Proponents of the tests maintain that these scores serve as a way to differentiate between students who look similar on the surface, with approximately equal GPA and extracurriculars. Furthermore, students who maintain a high GPA and take many rigorous classes tend to score higher on SAT. Hence, some argue that these scores can be a quick way for colleges to “pick out” the top applicants.
These scores are meant to provide a reasonable, objective benchmark for comparing students. Supporters of the test worry that the admissions process would become heavily subjective if they were eliminated from consideration.
However, with time, many arguments have developed against the use of SAT and ACT scores. William Hiss, the former Dean of Admissions for Bates College, William Hiss, believes these scores do not hold much value for college admission. He led a study that found that students with good grades and modest test scores did better in college than students with higher test scores and lower high school grades.
Hence, Hiss suggests, universities should look for high GPAs, not high test scores. His findings seem to be strengthened by another study,, which concluded that high school GPA is five times stronger than standardized test scores at predicting college graduation rates. This research, conducted by the University of Chicago, also found that GPA was a more consistent predictor across universities, unlike test scores.
Critics of the tests also argue that SAT and ACT scores are heavily influenced by factors outside the student’s control, therefore producing an inaccurate picture of a student’s abilities.

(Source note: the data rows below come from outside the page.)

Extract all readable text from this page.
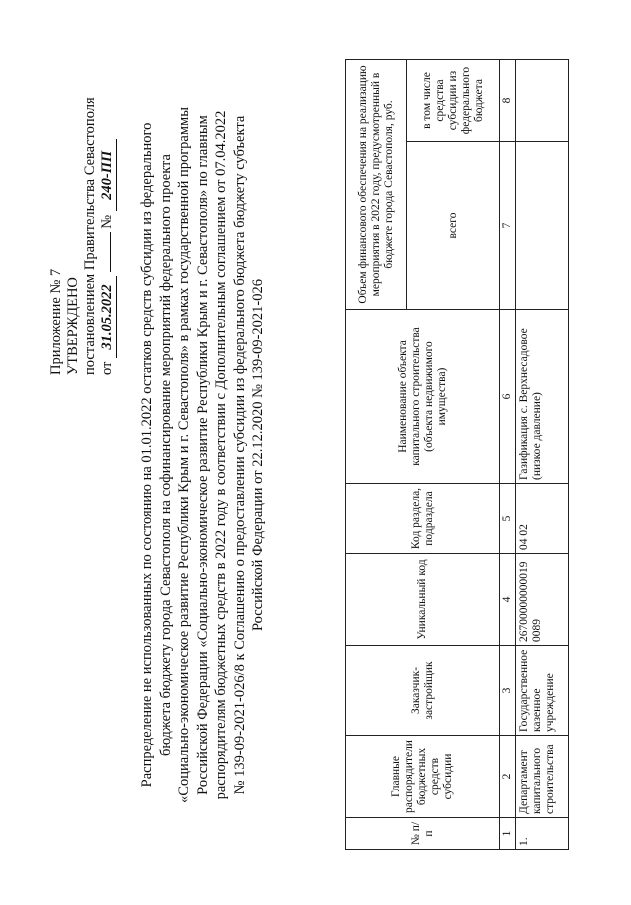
Приложение № 7 УТВЕРЖДЕНО постановлением Правительства Севастополя от 31.05.2022  № 240-ПП Распределение не использованных по состоянию на 01.01.2022 остатков средств субсидии из федерального бюджета бюджету города Севастополя на софинансирование мероприятий федерального проекта «Социально-экономическое развитие Республики Крым и г. Севастополя» в рамках государственной программы Российской Федерации «Социально-экономическое развитие Республики Крым и г. Севастополя» по главным распорядителям бюджетных средств в 2022 году в соответствии с Дополнительным соглашением от 07.04.2022 № 139-09-2021-026/8 к Соглашению о предоставлении субсидии из федерального бюджета бюджету субъекта Российской Федерации от 22.12.2020 № 139-09-2021-026
№ п/п	Главные распорядители бюджетных средств субсидии	Заказчик-застройщик	Уникальный код	Код раздела, подраздела	Наименование объекта капитального строительства (объекта недвижимого имущества)	Объем финансового обеспечения на реализацию мероприятия в 2022 году, предусмотренный в бюджете города Севастополя, руб.	
						всего	в том числе средства субсидии из федерального бюджета
1	2	3	4	5	6	7	8
1.	Департамент капитального строительства	Государственное казенное учреждение	267000000000190089	04 02	Газификация с. Верхнесадовое (низкое давление)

One of these factors seems to be the socioeconomic status of the applicant. A 2012 study from the University of Minnesota found that students with higher-income backgrounds generally tend to score higher on the SAT. Ethnicity is another factor. The National Center for Education Statistics reports that while Asian-American and white students have an average SAT score of about 1100 out of 1600, Blacks, Hispanics and Native Americans score around 950. Females students tend to score a little lower than male students as well. Detractors point to this data to argue that these scores are tainted by systemic biases in our society and therefore do not provide an accurate view of the applicant and their ability to succeed in college.
In an interview with PBS, psychologist Claude Steele contended It is the plurality of traits that define a good student who can succeed in college, and it is unrealistic to believe that a single three-hour test can measure all of them. While standardized tests might do a decent job measuring a student’s communication and problem-solving skills, that number alone would leave out critical information including the student’s grittiness, work ethic and value system.
An article from Penn State News puts the argument succinctly: the SAT and ACT “may test whether or not you remember geometry from 10th grade, but they don’t have any real bearing on someone’s success in [college].” Hence, critics like Hiss urge colleges to reduce their reliance on standardized test scores when judging the candidacy of an applicant.
In the end though, the 2020 admissions cycle will be the main influencer in this debate. If colleges struggle to discern the best students, SAT and ACT will retain their position in the admissions process. However, if colleges feel comfortable with their admitted talent pool, they may remove or decrease their weightage on SAT and ACT scores. The result awaits.